The presence of natural gas in New England’s electricity fuel mix has grown from 18 percent in 2000 to 45 percent in 2017 and is estimated to reach 56 percent in 2025. And yet, New England’s ability to receive natural gas has not kept pace. The pipeline constraints means that New England has experienced the most expensive spot natural gas prices in the world—including this past January.
They’ve also led New England to import gas from a Russian company operating in the Arctic that was subject to U.S. security sanctions. The fact that it is necessary for the Northeast to import Russian LNG illustrates the absolute absurdity of the “keep it in the ground” policies adopted in New York and New England.
New York politicians, led by Governor and presidential wanna be Andrew Cuomo, have done virtually everything in their power to block energy development and infrastructure in the state. In addition to its fracking ban, they put the brakes on pipeline projects through their permitting power, blocking the Constitution and Northern Access pipelines outright, for example. The problem is New York’s energy policies don’t just affect New York, they affect your constituents. Anti-energy policies in New York mean less jobs and fewer opportunities for Pennsylvanians.
Another example of regulatory overreach is the Delaware River Basin Commission’s de facto moratorium on drilling in the Delaware River border counties, greatly impacting the economies of Wayne and Pike counties. This is a prime example of out-of-state interests impacting Pennsylvania for the worse.

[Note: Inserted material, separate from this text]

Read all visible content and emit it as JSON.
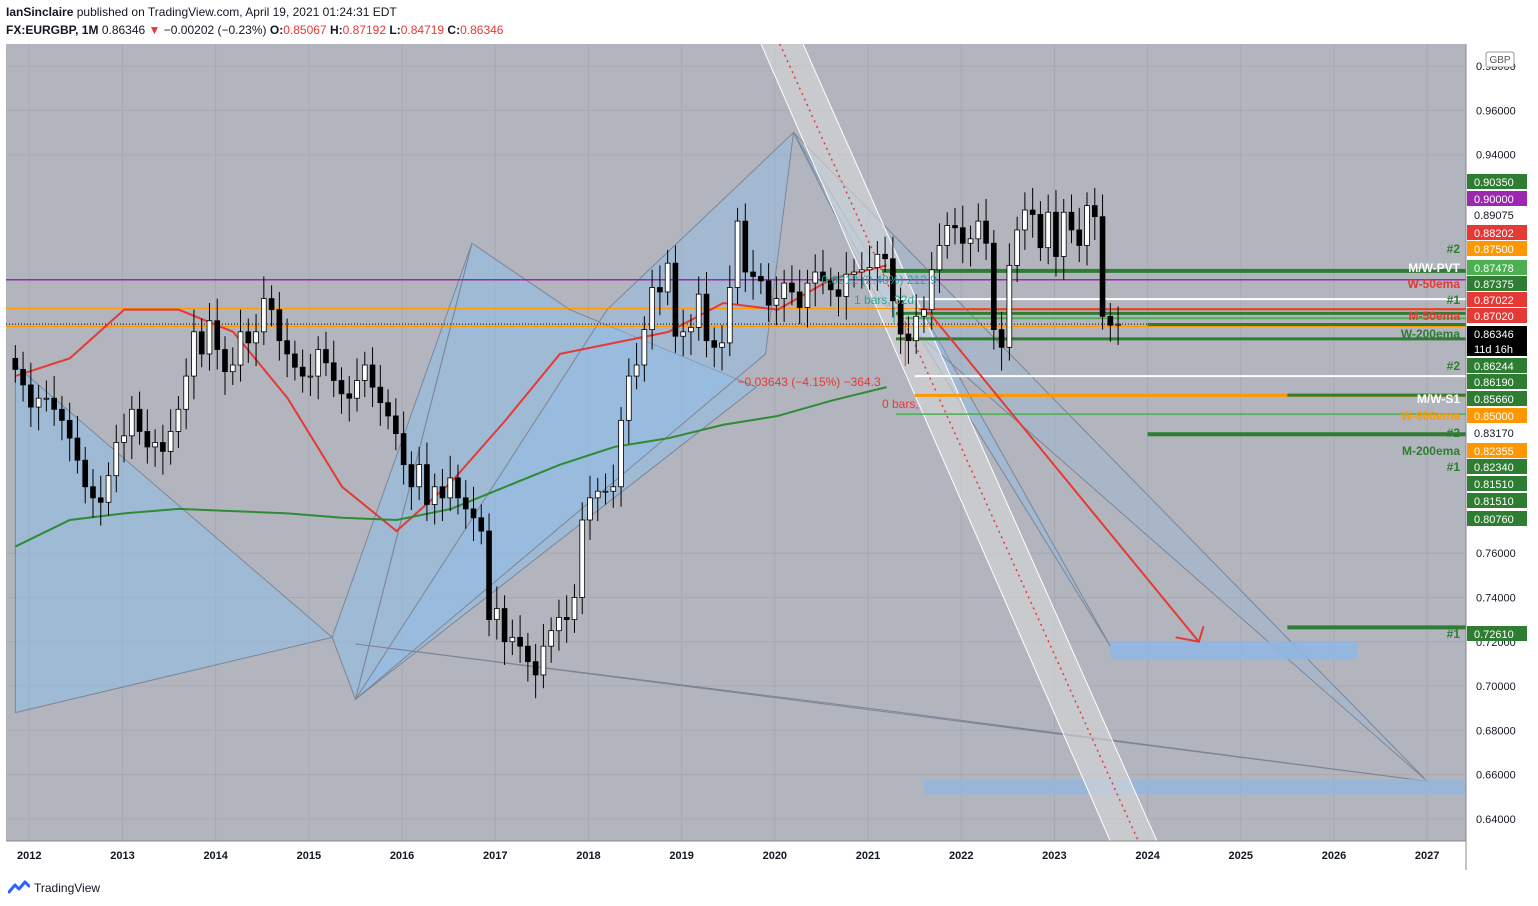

The Commission’s ban on fracking is a total disregard of property rights and their citing “water quality” in their reasoning has been debunked time and time again. Just last week Penn State University came out with another study revealing that water quality has actually improved in Bradford County, despite heavy Marcellus Shale development over recent years.
These instances are very revealing. On the one hand you have Pennsylvania, a state that has thrived and experienced energy abundance. On the other you have New York and New England, places that have embraced the “Keep It In the Ground” movement, rejected the objective science validating the safety of fracking, and have actively fought the construction of new pipeline infrastructure.
This brings us back to the most important element of this discussion: the fundamental role energy has played in facilitating the well being of Pennsylvania families. I consistently urge the Trump administration and the Congress to stay the course and continue to reduce unnecessary impediments to energy production, distribution, and export. Doing so will set America on a path to energy premenince.
I hope you continue to do the same here in Pennsylvania. With the right policies in place, Pennsylvania families and communities can continue to enjoy the benefits of increased production without sacrificing their health, safety, or the environment. With the wrong policies, like the Governor’s proposed severance tax, you could quickly kill the goose that lays the Keystone State’s golden eggs.
Adding a severance tax on top of the impact tax — which by the way is much preferred because the taxes go directly to the communities where production is taking place — simply increases the costs of doing business in Pennsylvania, and adds uncertainty about whether investments should be made here or somewhere else. And on the the regulatory side, we have already seen the crippling impacts of deliberately constraining pipeline infrastructure just on the other side of the border.
Like Yogi Berra said, “It’s tough to make predictions, especially about the future.” But your continued support of sensible policies for the energy industry will ensure Pennsylvania plays a prominent role in the shaping of the American economy for years to come.